As Sagan says, it is greatly to the childs' advantage if the parents are academic. They can then naturally help the child to take its studies seriously. If the parents haven't been to university, they cannot promote the advantages to their children.

We have excellent science museums and we have taken both our children and grandchildren to them. We live quite close to Jodrell Bank Radio Telescope, which has a hands-on learning centre.

When we took my grandson, Isaac at the age of about five, we were letting him experiment with the large whispering dishes, whereby he went up steps and whispered into an enormous dish, whilst grandad and another little boy with his father stood in front of the other one some yards away and could hear quite clearly. Unfortunately, Isaac shouted something very rude indeed, and proceeded to giggle helplessly.

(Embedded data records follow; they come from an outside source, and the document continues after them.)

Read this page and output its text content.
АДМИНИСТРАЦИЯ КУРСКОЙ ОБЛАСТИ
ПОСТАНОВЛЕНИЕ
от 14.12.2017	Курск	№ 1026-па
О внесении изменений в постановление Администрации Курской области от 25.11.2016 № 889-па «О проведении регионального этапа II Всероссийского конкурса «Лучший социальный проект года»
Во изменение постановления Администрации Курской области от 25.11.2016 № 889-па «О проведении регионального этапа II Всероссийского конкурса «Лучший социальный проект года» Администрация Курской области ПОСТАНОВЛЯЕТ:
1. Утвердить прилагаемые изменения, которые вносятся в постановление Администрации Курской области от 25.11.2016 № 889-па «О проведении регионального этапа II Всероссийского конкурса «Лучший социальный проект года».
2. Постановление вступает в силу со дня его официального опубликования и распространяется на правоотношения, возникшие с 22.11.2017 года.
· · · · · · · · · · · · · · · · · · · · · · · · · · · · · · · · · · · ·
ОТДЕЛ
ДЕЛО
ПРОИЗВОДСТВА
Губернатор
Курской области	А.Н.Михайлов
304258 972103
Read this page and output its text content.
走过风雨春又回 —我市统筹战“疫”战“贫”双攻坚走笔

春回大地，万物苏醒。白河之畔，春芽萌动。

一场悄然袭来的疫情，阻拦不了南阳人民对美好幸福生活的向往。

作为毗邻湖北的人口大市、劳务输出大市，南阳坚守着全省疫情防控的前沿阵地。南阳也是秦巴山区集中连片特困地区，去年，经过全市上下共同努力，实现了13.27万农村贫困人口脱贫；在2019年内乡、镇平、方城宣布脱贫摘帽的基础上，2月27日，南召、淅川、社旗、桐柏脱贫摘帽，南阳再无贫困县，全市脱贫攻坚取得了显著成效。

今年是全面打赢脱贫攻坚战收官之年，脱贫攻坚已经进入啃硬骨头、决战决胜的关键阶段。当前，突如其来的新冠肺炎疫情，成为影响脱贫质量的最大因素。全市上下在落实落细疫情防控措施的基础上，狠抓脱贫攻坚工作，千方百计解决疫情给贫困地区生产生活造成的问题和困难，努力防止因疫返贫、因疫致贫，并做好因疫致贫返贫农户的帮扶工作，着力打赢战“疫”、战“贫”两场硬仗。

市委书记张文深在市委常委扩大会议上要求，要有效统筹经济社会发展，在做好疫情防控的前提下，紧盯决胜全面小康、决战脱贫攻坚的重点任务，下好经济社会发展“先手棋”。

Grandad was most embarrassed, and I got into trouble for giggling too. He actually had shouted, 'Donkey Willy'......so rude, but innocent...too.

Now, he is 14 years old and is choosing his options subjects at school. It appears that he is quite gifted in science....so you see, there is always hope.

I know I'm waffling on here, but I can't actually think of much to say about this chapter, although I did find it interesting....
Only those become weary of angling who bring nothing to it but the idea of catching fish.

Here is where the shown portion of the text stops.